Een gemummificeerde kat uit het oude Egypte. De genegenheid en het respect van de Egyptenaren voor dit roofdier leidden tot de religieuze ontwikkeling van kattencultussen en tempelverering van katten. Er zijn echter geen authentieke gegevens over de domesticatie van katten vóór 1500 v. Chr.

Science Museum, London/Wellcome Collection, London (CC BY 4.0)

Gebruik een Britannica Premium-abonnement en krijg toegang tot exclusieve content. Abonneer u nu

De vroegst bekende associatie tussen katten en mensen gaat mogelijk terug tot het ontstaan van de landbouw in het Midden-Oosten, ongeveer 9.500 jaar geleden. In het zuiden van Cyprus werd een kattenskelet ontdekt dat bij het skelet van een mens uit die tijd hoorde. Hoewel sommige bronnen opmerken dat deze vondst suggereert dat katten op die plaats een zekere mate van domesticatie hadden ondergaan, beweren andere bronnen (die bewijs aanvoeren dat het genoom van de kat in die periode niet veel verschilde van dat van de Afrikaanse wilde kat) dat katten zich misschien hebben gedomesticeerd door ervoor te kiezen in door mensen veranderde landschappen te leven. Fossiele vondsten in China van ongeveer 5.300 jaar geleden toonden aan dat katten van dezelfde grootte als moderne huiskatten zich voedden met kleine graanetende dieren, zoals knaagdieren, en gierst in landbouwomgevingen. Hoewel onderzoek suggereert dat deze katten eigenlijk luipaardkatten (Prionailurus bengalensis) waren, die vóór 3000 v. Chr. werden vervangen door de moderne huiskatten (F. catus) vóór 3000 v. Chr., suggereert deze ontdekking dat de mens katten toestond om te jagen op muizen en andere knaagdieren die graanvoorraden bedreigden en mogelijk de katten voedde of hen toestond om restjes voedsel te consumeren.

luipaardkat

Luipaardkat (Prionailurus bengalensis).

Gerard Lacz/age fotostock

hollyhocks and cats

Hollyhocks and cats, inkt en kleur op zijde in de stijl van de Ming dynastie kunstenaar Luo Zonggui; in het Metropolitan Museum of Art, New York.

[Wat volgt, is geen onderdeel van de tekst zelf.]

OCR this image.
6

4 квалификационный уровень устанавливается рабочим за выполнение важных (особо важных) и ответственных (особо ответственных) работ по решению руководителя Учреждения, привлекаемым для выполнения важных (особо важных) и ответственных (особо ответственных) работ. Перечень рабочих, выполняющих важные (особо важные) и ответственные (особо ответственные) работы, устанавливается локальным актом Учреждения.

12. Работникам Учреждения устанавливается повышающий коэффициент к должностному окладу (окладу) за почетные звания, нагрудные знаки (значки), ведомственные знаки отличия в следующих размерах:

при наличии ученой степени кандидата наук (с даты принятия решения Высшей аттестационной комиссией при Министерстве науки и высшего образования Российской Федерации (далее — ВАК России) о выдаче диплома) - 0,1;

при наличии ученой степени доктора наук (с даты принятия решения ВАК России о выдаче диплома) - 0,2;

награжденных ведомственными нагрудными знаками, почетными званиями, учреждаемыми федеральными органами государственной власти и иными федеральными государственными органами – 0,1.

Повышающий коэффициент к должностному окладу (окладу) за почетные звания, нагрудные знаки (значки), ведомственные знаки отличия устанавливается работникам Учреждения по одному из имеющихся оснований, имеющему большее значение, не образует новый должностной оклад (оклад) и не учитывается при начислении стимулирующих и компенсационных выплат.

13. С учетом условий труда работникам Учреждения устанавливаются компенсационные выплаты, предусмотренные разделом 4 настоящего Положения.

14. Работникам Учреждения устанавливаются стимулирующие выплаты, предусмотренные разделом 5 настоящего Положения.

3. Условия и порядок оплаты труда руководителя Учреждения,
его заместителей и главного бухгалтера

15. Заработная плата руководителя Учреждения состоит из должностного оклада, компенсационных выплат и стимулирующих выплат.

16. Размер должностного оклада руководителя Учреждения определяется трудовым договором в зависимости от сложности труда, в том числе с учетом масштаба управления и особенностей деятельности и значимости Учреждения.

The Metropolitan Museum of Art, New York, From the Collection of A. W. Bahr, Aankoop, Fletcher Fund, 1947 (47.18.38), www. metmuseum.org

Hoewel de kat in Egypte in de 5de en 6de dynastie (ca. 2465-c. 2150 v. Chr.) tot heilig dier werd uitgeroepen, was het toen nog niet noodzakelijk gedomesticeerd. Het is waarschijnlijk dat de oude Egyptenaren met de kat samenwerkten omdat zij de waarde ervan inzagen bij het beschermen van graanschuren tegen knaagdieren. Hun genegenheid en respect voor dit roofdier leidden tot de ontwikkeling van religieuze kattencultussen en tempelverering van katten. Er zijn echter geen authentieke gegevens over domesticatie vóór 1500 v. Chr.

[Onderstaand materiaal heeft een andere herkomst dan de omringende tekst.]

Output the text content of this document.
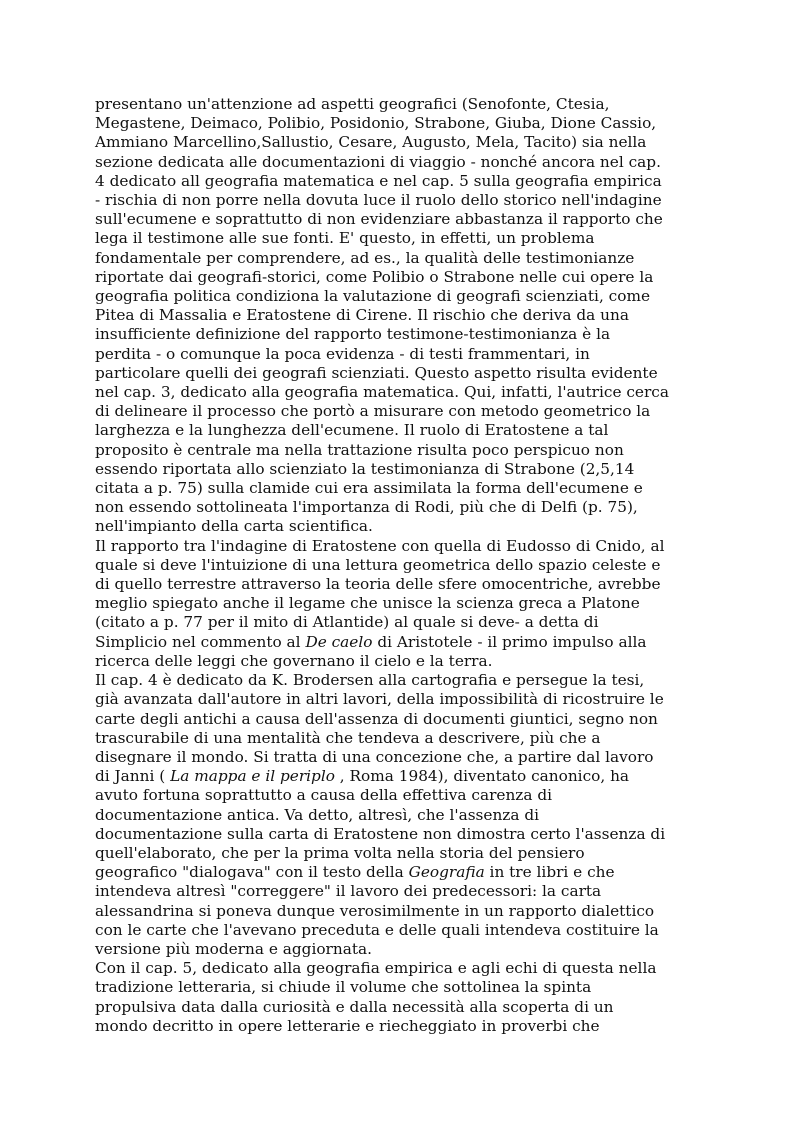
presentano un'attenzione ad aspetti geografici (Senofonte, Ctesia,
Megastene, Deimaco, Polibio, Posidonio, Strabone, Giuba, Dione Cassio,
Ammiano Marcellino,Sallustio, Cesare, Augusto, Mela, Tacito) sia nella
sezione dedicata alle documentazioni di viaggio - nonché ancora nel cap.
4 dedicato all geografia matematica e nel cap. 5 sulla geografia empirica
- rischia di non porre nella dovuta luce il ruolo dello storico nell'indagine
sull'ecumene e soprattutto di non evidenziare abbastanza il rapporto che
lega il testimone alle sue fonti. E' questo, in effetti, un problema
fondamentale per comprendere, ad es., la qualità delle testimonianze
riportate dai geografi-storici, come Polibio o Strabone nelle cui opere la
geografia politica condiziona la valutazione di geografi scienziati, come
Pitea di Massalia e Eratostene di Cirene. Il rischio che deriva da una
insufficiente definizione del rapporto testimone-testimonianza è la
perdita - o comunque la poca evidenza - di testi frammentari, in
particolare quelli dei geografi scienziati. Questo aspetto risulta evidente
nel cap. 3, dedicato alla geografia matematica. Qui, infatti, l'autrice cerca
di delineare il processo che portò a misurare con metodo geometrico la
larghezza e la lunghezza dell'ecumene. Il ruolo di Eratostene a tal
proposito è centrale ma nella trattazione risulta poco perspicuo non
essendo riportata allo scienziato la testimonianza di Strabone (2,5,14
citata a p. 75) sulla clamide cui era assimilata la forma dell'ecumene e
non essendo sottolineata l'importanza di Rodi, più che di Delfi (p. 75),
nell'impianto della carta scientifica.
Il rapporto tra l'indagine di Eratostene con quella di Eudosso di Cnido, al
quale si deve l'intuizione di una lettura geometrica dello spazio celeste e
di quello terrestre attraverso la teoria delle sfere omocentriche, avrebbe
meglio spiegato anche il legame che unisce la scienza greca a Platone
(citato a p. 77 per il mito di Atlantide) al quale si deve- a detta di
Simplicio nel commento al De caelo di Aristotele - il primo impulso alla
ricerca delle leggi che governano il cielo e la terra.
Il cap. 4 è dedicato da K. Brodersen alla cartografia e persegue la tesi,
già avanzata dall'autore in altri lavori, della impossibilità di ricostruire le
carte degli antichi a causa dell'assenza di documenti giuntici, segno non
trascurabile di una mentalità che tendeva a descrivere, più che a
disegnare il mondo. Si tratta di una concezione che, a partire dal lavoro
di Janni ( La mappa e il periplo , Roma 1984), diventato canonico, ha
avuto fortuna soprattutto a causa della effettiva carenza di
documentazione antica. Va detto, altresì, che l'assenza di
documentazione sulla carta di Eratostene non dimostra certo l'assenza di
quell'elaborato, che per la prima volta nella storia del pensiero
geografico "dialogava" con il testo della Geografia in tre libri e che
intendeva altresì "correggere" il lavoro dei predecessori: la carta
alessandrina si poneva dunque verosimilmente in un rapporto dialettico
con le carte che l'avevano preceduta e delle quali intendeva costituire la
versione più moderna e aggiornata.
Con il cap. 5, dedicato alla geografia empirica e agli echi di questa nella
tradizione letteraria, si chiude il volume che sottolinea la spinta
propulsiva data dalla curiosità e dalla necessità alla scoperta di un
mondo decritto in opere letterarie e riecheggiato in proverbi che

Katten zijn al lang bekend bij andere culturen. Muurtegels op Kreta uit 1600 v. Chr. beelden jagende katten af. Bewijsmateriaal uit de kunst en literatuur geeft aan dat de kat in Griekenland voorkwam vanaf de 5e eeuw v. Chr., en tegels met katten verschenen in China vanaf 500 v. Chr. In India werden katten genoemd in Sanskriet geschriften rond 100 v. Chr., terwijl de Arabieren en de Japanners pas rond 600 v. Chr. kennis maakten met de kat. De vroegste vermelding van katten in Groot-Brittannië dateert van ongeveer 936 v. Chr., toen Howel Dda, prins van zuid-centraal Wales, wetten uitvaardigde ter bescherming van de kat.

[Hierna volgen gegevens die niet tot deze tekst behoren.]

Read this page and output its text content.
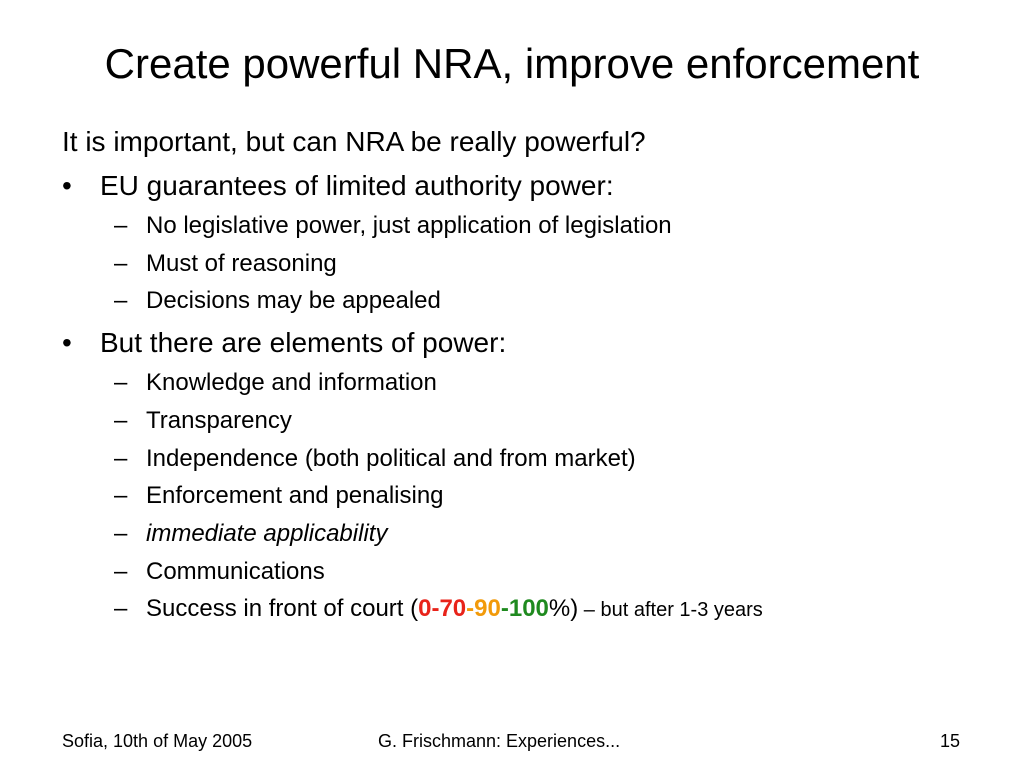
Create powerful NRA, improve enforcement
It is important, but can NRA be really powerful?
• EU guarantees of limited authority power:
– No legislative power, just application of legislation
– Must of reasoning
– Decisions may be appealed
• But there are elements of power:
– Knowledge and information
– Transparency
– Independence (both political and from market)
– Enforcement and penalising
– immediate applicability
– Communications
– Success in front of court (0-70-90-100%) – but after 1-3 years
Sofia, 10th of May 2005	G. Frischmann: Experiences...	15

Ondanks dat alle katten uiterlijk op elkaar lijken, is het moeilijk om de afstamming van individuele rassen te achterhalen. Aangezien tabbyl-achtige aftekeningen voorkomen op tekeningen en mummies van oude Egyptische katten, zouden de huidige tabbies kunnen afstammen van de heilige katten van Egypte. De Abessijn lijkt ook op afbeeldingen en standbeelden van Egyptische katten. De Perzische kat, waarvan de kleur vaak dezelfde is als die van gemengde rassen (hoewel de lengte van het haar en de lichaamsbouw onderscheidend zijn), werd waarschijnlijk op verschillende tijdstippen gekruist met andere rassen. De staartloze Manxkat is, net als de haarloze Sphynxkat en de Devon Rex met krulhaar, een mutatie. De voorouders van Perzische en Siamese katten zouden wel eens anders kunnen zijn dan die van andere tamme rassen, en een domesticatie van een Aziatische wilde kat kunnen vertegenwoordigen. In feite is er niets bekend over de afstamming van de Siamese types, en er is geen levende soort Aziatische kat die als voorouder zou kunnen hebben gediend.

Geef een antwoord

Het e-mailadres wordt niet gepubliceerd.